I'm talking about cultural concerns here, about the experience of someone new trying to build a Node application and needing to cobble this all together themselves. It took me about six months of iterative work to come up with a reasonable environment to build Node + Express apps. It took me two weeks to get settled into Rails back in 2005, and I've walked people through the same process with every version since Rails 1 and it's rarely more than a few days of coaching. This friction is something that's a serious problem and no amount of hand-waving dismissal of "that's just how Node is" will change that.
If you want to bring new people into your platform, into your culture, into your community you should make a better effort to lay out how things can or could be done. It shouldn't involve foraging through blog posts, Stack Overflow answers, and pestering co-workers for snippets of code, assembling a veritable quilt out of them that you pass on to others like some sacred heirloom.
For example, I'm consistently impressed with the quality of the documentation Node projects have, even humble ones with obviously limited appeal. The Ruby world is filled with crusty, opaque code with half-assed documentation that's often wildly out of sync with the shipping version, even for foundational components like Rake, Rack, or Rubygems.

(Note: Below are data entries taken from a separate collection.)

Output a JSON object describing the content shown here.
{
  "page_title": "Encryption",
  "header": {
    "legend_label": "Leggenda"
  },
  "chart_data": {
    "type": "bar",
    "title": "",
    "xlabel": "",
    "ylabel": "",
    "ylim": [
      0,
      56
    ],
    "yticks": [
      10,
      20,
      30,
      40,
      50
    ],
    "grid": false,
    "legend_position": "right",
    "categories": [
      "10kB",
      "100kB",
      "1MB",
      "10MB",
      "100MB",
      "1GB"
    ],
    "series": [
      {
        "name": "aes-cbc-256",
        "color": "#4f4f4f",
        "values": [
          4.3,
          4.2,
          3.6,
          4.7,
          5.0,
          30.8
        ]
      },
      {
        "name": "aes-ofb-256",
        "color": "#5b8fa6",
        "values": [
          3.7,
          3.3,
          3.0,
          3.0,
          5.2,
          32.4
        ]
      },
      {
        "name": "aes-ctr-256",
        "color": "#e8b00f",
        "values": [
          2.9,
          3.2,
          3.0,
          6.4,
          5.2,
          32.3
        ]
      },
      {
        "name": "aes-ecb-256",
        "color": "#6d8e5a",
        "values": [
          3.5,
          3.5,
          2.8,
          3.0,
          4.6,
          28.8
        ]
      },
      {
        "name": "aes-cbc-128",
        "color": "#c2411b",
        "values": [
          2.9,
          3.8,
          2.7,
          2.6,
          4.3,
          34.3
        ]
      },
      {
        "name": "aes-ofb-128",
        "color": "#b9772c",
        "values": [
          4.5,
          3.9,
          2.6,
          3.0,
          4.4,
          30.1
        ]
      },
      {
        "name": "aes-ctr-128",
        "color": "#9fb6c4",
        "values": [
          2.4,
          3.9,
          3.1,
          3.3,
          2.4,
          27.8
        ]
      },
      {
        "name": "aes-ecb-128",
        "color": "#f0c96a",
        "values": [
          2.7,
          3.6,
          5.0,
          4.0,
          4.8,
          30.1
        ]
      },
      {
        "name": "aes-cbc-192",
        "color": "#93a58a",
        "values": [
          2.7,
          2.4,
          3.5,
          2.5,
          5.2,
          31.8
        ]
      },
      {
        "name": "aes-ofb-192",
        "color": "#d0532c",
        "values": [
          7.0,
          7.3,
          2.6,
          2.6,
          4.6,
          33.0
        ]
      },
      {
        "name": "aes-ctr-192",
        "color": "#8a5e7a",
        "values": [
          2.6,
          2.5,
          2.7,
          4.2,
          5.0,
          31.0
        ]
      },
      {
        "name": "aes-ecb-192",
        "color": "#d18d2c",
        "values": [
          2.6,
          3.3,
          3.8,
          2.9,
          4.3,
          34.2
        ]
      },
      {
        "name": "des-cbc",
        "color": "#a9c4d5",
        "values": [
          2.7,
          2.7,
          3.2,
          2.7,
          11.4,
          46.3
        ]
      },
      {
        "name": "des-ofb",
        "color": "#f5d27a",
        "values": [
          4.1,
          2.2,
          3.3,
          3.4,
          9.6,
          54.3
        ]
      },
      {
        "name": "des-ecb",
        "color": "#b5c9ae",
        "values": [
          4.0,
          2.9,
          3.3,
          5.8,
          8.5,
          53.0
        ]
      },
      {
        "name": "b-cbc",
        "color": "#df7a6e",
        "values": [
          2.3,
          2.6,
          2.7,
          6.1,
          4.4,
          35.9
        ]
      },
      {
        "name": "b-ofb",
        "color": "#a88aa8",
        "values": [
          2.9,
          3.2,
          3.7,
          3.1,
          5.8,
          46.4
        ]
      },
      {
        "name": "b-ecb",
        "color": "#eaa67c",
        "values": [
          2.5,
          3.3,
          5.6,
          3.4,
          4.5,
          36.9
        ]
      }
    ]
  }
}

If Node had a softer start for those that wanted it, respecting the culture of being able to pick and choose on a very granular level, I'm sure people would be more productive, use it on more projects, and contribute more back into the community. This is a lost opportunity.
But, in general, "friendly, fast, and forgiving" is exactly how I've always found the Node/Express tooling and ecosystem to be, while Rails has been among the least welcoming stacks I've ever had the displeasure to use - and, to your point about having to commit, in deciding "Rails: never again" I essentially threw away most of a year's worth of professional experience, which was so Rails-specific as to offer nothing useful in any alternate context. That's a choice I'm glad I made, rather than chasing the sunk cost, but if we're going to talk about things that require a lot of commitment, I think we have to talk about that kind of thing, too.
Based on the apparently almost mirror-opposite nature of our experiences with these platforms, I'm inclined to wonder whether the characteristics of either are strongly to blame, or whether instead it's a question of preference, or congruence between personal style and that of the platform, or just good vs. bad first impressions.
Not least to that last point, I do agree that a more reliably findable onboarding experience might be warranted. But it does sort of come down to "put up or shut up", harsh as that may sound; again, without a BDFL or a One Right Way, there is no one to mandate such a thing must be done, and thus, until someone comes along with the knowledge and the passion to do it, that thing does not get done. There's some degree of cost in that, to be sure. But the difference in engagement makes it reasonable to ask whether it's as much of a problem as it might seem.
An example[1] work in progress boilerplate I've been heading towards as time permits, will probably have it flushed out by the end of next month, including migrating to the latest webpack.
Of course a lot of the reason for options, is there are so many... server rendering, react v angular, angular 1 or 2+, bootstrap or foundation or ??? In the end, it's great in some was and not so much in others. I, like you prefer to have the choice/control.
Frameworks like rails are great at getting you 85-90% of the way to done... but that other 10-15% is so painful, you're often better off with DIY in the long run.